Ist der Computer der bessere Trader

An der Börse gibt es immer wieder wechselnde Moden. Das gilt auch für die Analyse- und Handelsmethoden, mit denen Anleger versuchen, dem Markt Gewinne abzuringen. „Handeln Sie automatisiert“, lautet momentan der Werbespruch einiger Anbieter auch im CFD- und Forex-Bereich. Die Argumentation ist eingängig: Oft sind es die Emotionen, also unsere Ängste, Hoffnungen und unsere Gier, die den Börsenerfolg vereiteln. Was liegt da näher, als einfach einen Computer an die Broker-Plattform anzuschließen, der entsprechend programmiert nach einem festen System kauft und verkauft. So können einem die Emotionen bei der Umsetzung der eigenen Handelsidee nicht mehr dazwischen funken. In der Realität sieht das dann so aus. Man testet irgendwelche Trendfolgeindikatoren, wie gleitende Durchschnitte rückwärts mit den Kursen der Vergangenheit. Irgendwann findet man dann einen Wert, der beispielsweise immer dann, wenn der eine gleitende Durchschnitt den anderen durchbricht, Gewinne produziert hat. Das Handelsprogramm wird dann demensprechend konfiguriert, so dass es zukünftig Kaufs- und Verkaufssignale auf dieser Basis generiert. Die Logik ist einfach. Was in den vergangen Monaten oder gar Jahren funktioniert hat, wird auch in Zukunft funktionieren. Arbeiten war also gestern, ab jetzt arbeitet das eigene Geld und das auch noch von ganz alleine. Denjenigen, denen diese wundersame Geldvermehrung verwehrt ist, weil sie des Programmierens von Handelssystemen nicht mächtig sind, bieten dann in der Peripherie des Brokers angesiedelte Firmen oder korrekter ausgedrückt Websites, Handelssysteme zum Kauf an. Diese haben natürlich eine tolle Performance in der Vergangenheit abgeliefert und sollen dem Käufer zukünftig ganz ohne eigenen Programmieraufwand an diesem tollen Geschäft teilhaben lassen. „Wie der kleine Moritz sich das vorstellt“, hätten die Wiener gesagt. Denn wäre Börse so einfach, dann würde in der Tat niemand mehr arbeiten gehen, sondern sein Handelssystem für sich arbeiten lassen.

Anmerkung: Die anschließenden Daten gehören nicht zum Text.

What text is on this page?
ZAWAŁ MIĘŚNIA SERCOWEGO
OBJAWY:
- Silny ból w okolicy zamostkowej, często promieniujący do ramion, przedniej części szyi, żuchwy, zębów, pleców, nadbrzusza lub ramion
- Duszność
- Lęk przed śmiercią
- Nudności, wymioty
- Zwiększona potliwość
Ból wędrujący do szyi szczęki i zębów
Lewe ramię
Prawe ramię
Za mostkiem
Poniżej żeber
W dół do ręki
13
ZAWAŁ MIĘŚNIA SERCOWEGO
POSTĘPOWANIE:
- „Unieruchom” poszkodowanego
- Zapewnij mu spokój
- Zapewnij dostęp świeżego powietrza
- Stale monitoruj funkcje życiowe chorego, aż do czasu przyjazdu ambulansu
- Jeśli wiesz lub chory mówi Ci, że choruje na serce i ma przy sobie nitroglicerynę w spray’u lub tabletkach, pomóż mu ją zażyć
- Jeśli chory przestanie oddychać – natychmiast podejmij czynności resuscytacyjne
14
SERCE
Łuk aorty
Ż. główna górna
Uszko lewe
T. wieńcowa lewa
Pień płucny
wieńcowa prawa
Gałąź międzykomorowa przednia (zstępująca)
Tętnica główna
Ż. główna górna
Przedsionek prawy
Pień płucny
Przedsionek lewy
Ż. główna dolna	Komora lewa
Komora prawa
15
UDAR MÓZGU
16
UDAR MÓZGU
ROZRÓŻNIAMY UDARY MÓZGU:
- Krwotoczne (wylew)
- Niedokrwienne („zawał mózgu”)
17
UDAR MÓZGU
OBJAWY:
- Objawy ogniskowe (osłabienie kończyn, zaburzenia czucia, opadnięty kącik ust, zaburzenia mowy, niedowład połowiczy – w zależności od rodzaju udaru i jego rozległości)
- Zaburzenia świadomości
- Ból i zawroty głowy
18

Wer sich mit dem Thema automatischer Handel einmal eingehender beschäftigt hat, der weiß, wie komplex dieses Thema ist. Zweifellos gibt es professionelle Anleger wie Hedgefonds, die hier dauerhaft Erfolge erzielt haben. Doch sie alle kennzeichnet, dass sie ihre Systeme permanent anpassen und damit der Mehrheit der anderen Programmierer und der Börse einen Schritt voraus sind. Wobei auch von den Profianlegern längst nicht alle gewinnen. Für Privatanleger, die sich auf die fraglichen Angebote einlassen, die derzeit stark promotet werden, gilt jedoch der Satz, der auch für jeden Besucher eines Spielcasinos gilt: „Gewinnen kann man, verlieren muss man!“ Denn oft ist die scheinbare Systematik historischer Kursverläufe eine reine Aneinanderreihung von Zufällen. Wer beim Roulette 100 Ausspielungen auswertet, würde auch zu dem Schluss kommen, dass eine Farbe – entweder rot oder schwarz – häufiger kommt, als die andere. Das Handelssystem, das in der Theorie hieraus entstünde, würde ebenfalls Traumrenditen prospektieren, das reale Ergebnis aber würde in die Pleite führen.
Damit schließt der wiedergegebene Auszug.